If there is one more lesson, it is about partitioning your data appropriately [1]. Too few partitions get you oversized parts, slow mutations, and TTL that’s either too expensive (with ttl_only_drop_parts off) or doesn’t work at all (with it on). On the other hand, too many partitions make your column scans suffer. Aggregating queries have a lot of final merging to do. Also, the Keeper gets overloaded… as we now know.
Every storm has a silver lining
Let's talk recovery.
Earlier, we mentioned the lack of Keeper logging. What the Keeper log would have told us is that most tables managed to eventually clear their backlog of data parts. We also mentioned a short table partitioned by 5 minutes… that’s the only one that wasn’t cleared. Post-incident, we DROP-CREATE’d it, restoring its normal function. We also broadened its partitioning from minutes to hours. The incident taught us that Keeper operations grow significantly faster than linearly with parts, although we are still establishing the relationship between them.
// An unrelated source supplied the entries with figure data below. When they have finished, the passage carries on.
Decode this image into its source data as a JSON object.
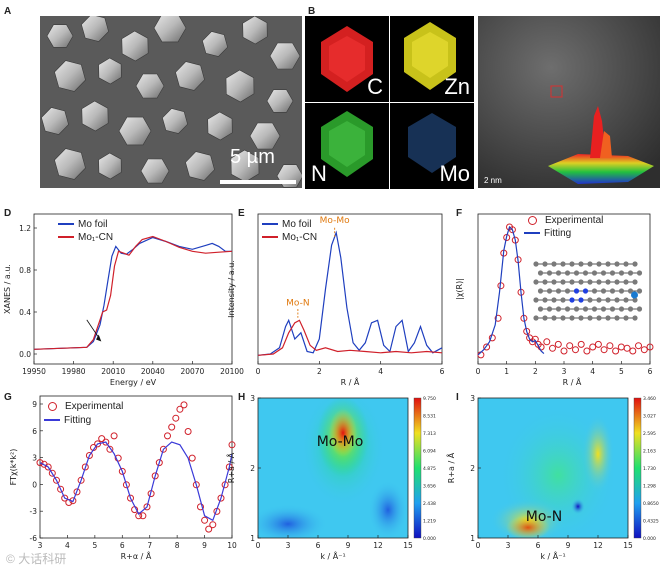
{
  "panels": {
    "a": {
      "letter": "A",
      "scalebar": "5 µm"
    },
    "b": {
      "letter": "B",
      "maps": [
        "C",
        "Zn",
        "N",
        "Mo"
      ]
    },
    "c": {
      "letter": "C",
      "scalebar": "2 nm"
    },
    "d": {
      "letter": "D"
    },
    "e": {
      "letter": "E"
    },
    "f": {
      "letter": "F"
    },
    "g": {
      "letter": "G"
    },
    "h": {
      "letter": "H"
    },
    "i": {
      "letter": "I"
    }
  },
  "colors": {
    "blue": "#1f3fbf",
    "red": "#d0202a",
    "orange": "#e07a10",
    "purple": "#3a3ad8"
  },
  "watermark": "大话科研",
  "chart_data": [
    {
      "id": "D",
      "type": "line",
      "xlabel": "Energy / eV",
      "ylabel": "XANES / a.u.",
      "xlim": [
        19950,
        20100
      ],
      "ylim": [
        -0.05,
        1.3
      ],
      "xticks": [
        "19950",
        "19980",
        "20010",
        "20040",
        "20070",
        "20100"
      ],
      "yticks": [
        "0.0",
        "0.4",
        "0.8",
        "1.2"
      ],
      "series": [
        {
          "name": "Mo foil",
          "color": "#1f3fbf",
          "x": [
            19950,
            19990,
            19995,
            20000,
            20003,
            20006,
            20009,
            20012,
            20016,
            20020,
            20025,
            20030,
            20040,
            20050,
            20060,
            20070,
            20080,
            20085,
            20090,
            20095,
            20100
          ],
          "y": [
            0,
            0.02,
            0.08,
            0.25,
            0.45,
            0.7,
            0.95,
            1.05,
            0.98,
            0.97,
            1.02,
            1.08,
            1.14,
            1.1,
            1.05,
            1.02,
            1.06,
            1.08,
            1.05,
            1.0,
            1.0
          ]
        },
        {
          "name": "Mo₁-CN",
          "color": "#d0202a",
          "x": [
            19950,
            19990,
            19995,
            20000,
            20002,
            20005,
            20008,
            20011,
            20014,
            20018,
            20022,
            20027,
            20032,
            20040,
            20050,
            20060,
            20070,
            20080,
            20090,
            20100
          ],
          "y": [
            0,
            0.02,
            0.1,
            0.3,
            0.38,
            0.4,
            0.55,
            0.85,
            1.0,
            0.98,
            0.96,
            1.05,
            1.12,
            1.15,
            1.1,
            1.04,
            1.0,
            0.98,
            0.99,
            1.0
          ]
        }
      ],
      "annotation_arrow": true
    },
    {
      "id": "E",
      "type": "line",
      "xlabel": "R / Å",
      "ylabel": "Intensity / a.u.",
      "xlim": [
        0,
        6
      ],
      "xticks": [
        "0",
        "2",
        "4",
        "6"
      ],
      "annotations": [
        {
          "text": "Mo-Mo",
          "x": 2.5
        },
        {
          "text": "Mo-N",
          "x": 1.3
        }
      ],
      "series": [
        {
          "name": "Mo foil",
          "color": "#1f3fbf",
          "x": [
            0,
            0.4,
            0.7,
            0.9,
            1.0,
            1.2,
            1.4,
            1.6,
            1.8,
            2.0,
            2.2,
            2.4,
            2.55,
            2.7,
            2.9,
            3.1,
            3.3,
            3.5,
            3.7,
            3.9,
            4.1,
            4.3,
            4.5,
            4.7,
            4.9,
            5.1,
            5.3,
            5.5,
            5.7,
            6.0
          ],
          "y": [
            0.02,
            0.03,
            0.08,
            0.25,
            0.3,
            0.15,
            0.2,
            0.05,
            0.04,
            0.15,
            0.55,
            0.9,
            1.0,
            0.8,
            0.4,
            0.12,
            0.06,
            0.12,
            0.28,
            0.3,
            0.1,
            0.05,
            0.25,
            0.3,
            0.05,
            0.12,
            0.25,
            0.1,
            0.04,
            0.08
          ]
        },
        {
          "name": "Mo₁-CN",
          "color": "#d0202a",
          "x": [
            0,
            0.5,
            0.8,
            1.0,
            1.2,
            1.35,
            1.5,
            1.7,
            1.9,
            2.2,
            2.6,
            3.0,
            3.5,
            4.0,
            4.5,
            5.0,
            5.5,
            6.0
          ],
          "y": [
            0.02,
            0.03,
            0.08,
            0.2,
            0.28,
            0.3,
            0.22,
            0.1,
            0.06,
            0.08,
            0.05,
            0.06,
            0.05,
            0.04,
            0.05,
            0.04,
            0.05,
            0.04
          ]
        }
      ]
    },
    {
      "id": "F",
      "type": "line",
      "xlabel": "R / Å",
      "ylabel": "|χ(R)|",
      "xlim": [
        0,
        6
      ],
      "xticks": [
        "0",
        "1",
        "2",
        "3",
        "4",
        "5",
        "6"
      ],
      "series": [
        {
          "name": "Experimental",
          "color": "#d0202a",
          "marker": "circle",
          "x": [
            0.1,
            0.3,
            0.5,
            0.7,
            0.8,
            0.9,
            1.0,
            1.1,
            1.2,
            1.3,
            1.4,
            1.5,
            1.6,
            1.7,
            1.8,
            1.9,
            2.0,
            2.1,
            2.2,
            2.4,
            2.6,
            2.8,
            3.0,
            3.2,
            3.4,
            3.6,
            3.8,
            4.0,
            4.2,
            4.4,
            4.6,
            4.8,
            5.0,
            5.2,
            5.4,
            5.6,
            5.8,
            6.0
          ],
          "y": [
            0.02,
            0.08,
            0.15,
            0.3,
            0.55,
            0.8,
            0.92,
            1.0,
            0.98,
            0.9,
            0.75,
            0.5,
            0.3,
            0.2,
            0.15,
            0.12,
            0.14,
            0.1,
            0.08,
            0.12,
            0.07,
            0.1,
            0.05,
            0.09,
            0.06,
            0.1,
            0.05,
            0.08,
            0.1,
            0.06,
            0.09,
            0.05,
            0.08,
            0.07,
            0.05,
            0.09,
            0.06,
            0.08
          ]
        },
        {
          "name": "Fitting",
          "color": "#1f3fbf",
          "x": [
            0,
            0.2,
            0.4,
            0.6,
            0.75,
            0.9,
            1.0,
            1.1,
            1.2,
            1.3,
            1.4,
            1.5,
            1.6,
            1.7,
            1.8,
            1.9,
            2.0,
            2.1,
            2.2,
            2.3
          ],
          "y": [
            0.02,
            0.06,
            0.12,
            0.25,
            0.5,
            0.82,
            0.93,
            1.0,
            0.98,
            0.9,
            0.74,
            0.5,
            0.3,
            0.2,
            0.14,
            0.12,
            0.13,
            0.09,
            0.05,
            0.03
          ]
        }
      ]
    },
    {
      "id": "G",
      "type": "line",
      "xlabel": "R+α / Å",
      "ylabel": "FTχ(k*k²)",
      "xlim": [
        3,
        10
      ],
      "ylim": [
        -7,
        9
      ],
      "xticks": [
        "3",
        "4",
        "5",
        "6",
        "7",
        "8",
        "9",
        "10"
      ],
      "yticks": [
        "-6",
        "-3",
        "0",
        "3",
        "6",
        "9"
      ],
      "series": [
        {
          "name": "Experimental",
          "color": "#d0202a",
          "marker": "circle",
          "x": [
            3.0,
            3.15,
            3.3,
            3.45,
            3.6,
            3.75,
            3.9,
            4.05,
            4.2,
            4.35,
            4.5,
            4.65,
            4.8,
            4.95,
            5.1,
            5.25,
            5.4,
            5.55,
            5.7,
            5.85,
            6.0,
            6.15,
            6.3,
            6.45,
            6.6,
            6.75,
            6.9,
            7.05,
            7.2,
            7.35,
            7.5,
            7.65,
            7.8,
            7.95,
            8.1,
            8.25,
            8.4,
            8.55,
            8.7,
            8.85,
            9.0,
            9.15,
            9.3,
            9.45,
            9.6,
            9.75,
            9.9,
            10.0
          ],
          "y": [
            1.5,
            1.3,
            1.0,
            0.3,
            -0.5,
            -1.5,
            -2.5,
            -3.0,
            -2.8,
            -1.8,
            -0.5,
            1.0,
            2.3,
            3.2,
            3.6,
            4.2,
            3.8,
            3.0,
            4.5,
            2.0,
            0.5,
            -1.0,
            -2.5,
            -3.8,
            -4.5,
            -4.5,
            -3.5,
            -2.0,
            0.0,
            1.5,
            3.0,
            4.5,
            5.5,
            6.5,
            7.5,
            8.0,
            5.0,
            2.0,
            -1.0,
            -3.5,
            -5.0,
            -6.0,
            -5.5,
            -4.0,
            -2.5,
            -1.0,
            1.0,
            3.5
          ]
        },
        {
          "name": "Fitting",
          "color": "#3a3ad8",
          "x": [
            3.0,
            3.3,
            3.6,
            3.9,
            4.2,
            4.5,
            4.8,
            5.1,
            5.4,
            5.7,
            6.0,
            6.3,
            6.6,
            6.9,
            7.2,
            7.5,
            7.8,
            8.1,
            8.4,
            8.7,
            9.0,
            9.3,
            9.6,
            9.9,
            10.0
          ],
          "y": [
            1.5,
            1.0,
            -0.5,
            -2.5,
            -2.9,
            -0.5,
            2.3,
            3.6,
            3.8,
            2.5,
            0.5,
            -2.5,
            -4.3,
            -3.5,
            0.0,
            3.0,
            3.8,
            3.5,
            2.0,
            -1.0,
            -4.5,
            -5.0,
            -2.5,
            1.0,
            2.5
          ]
        }
      ]
    },
    {
      "id": "H",
      "type": "heatmap",
      "xlabel": "k / Å⁻¹",
      "ylabel": "R+a / Å",
      "xlim": [
        0,
        15
      ],
      "ylim": [
        1,
        3
      ],
      "xticks": [
        "0",
        "3",
        "6",
        "9",
        "12",
        "15"
      ],
      "yticks": [
        "1",
        "2",
        "3"
      ],
      "annotation": "Mo-Mo",
      "colorbar": [
        "9.750",
        "8.531",
        "7.313",
        "6.094",
        "4.875",
        "3.656",
        "2.438",
        "1.219",
        "0.000"
      ]
    },
    {
      "id": "I",
      "type": "heatmap",
      "xlabel": "k / Å⁻¹",
      "ylabel": "R+a / Å",
      "xlim": [
        0,
        15
      ],
      "ylim": [
        1,
        3
      ],
      "xticks": [
        "0",
        "3",
        "6",
        "9",
        "12",
        "15"
      ],
      "yticks": [
        "1",
        "2",
        "3"
      ],
      "annotation": "Mo-N",
      "colorbar": [
        "3.460",
        "3.027",
        "2.595",
        "2.163",
        "1.730",
        "1.298",
        "0.8650",
        "0.4325",
        "0.000"
      ]
    }
  ]
}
Aside from a range of observability improvements, the correct way to protect against this type of issue is to sanitize incoming timestamps. That’s why we've implemented out-of-range timestamp rejection in the root MaterializedView tables. A second MV records statistics on what has been rejected.

Figure 11: Out-of-range timestamp rejection tracking
Our initial rejection boundaries are deliberately wide enough to leave room for backfilling historical data. We’ll refine them as we collect data on what gets rejected. Filtering by timestamp is a standard practice in data engineering. Prometheus, for example, uses out_of_order_time_window for the same purpose.
We have also built a minimal “perfect storm” test scenario: an insert query whose timestamps span days or months.
We considered turning max_partitions_per_insert_block down, but it can refuse incoming inserts entirely, which means losing data. We prefer to avoid the potential for that.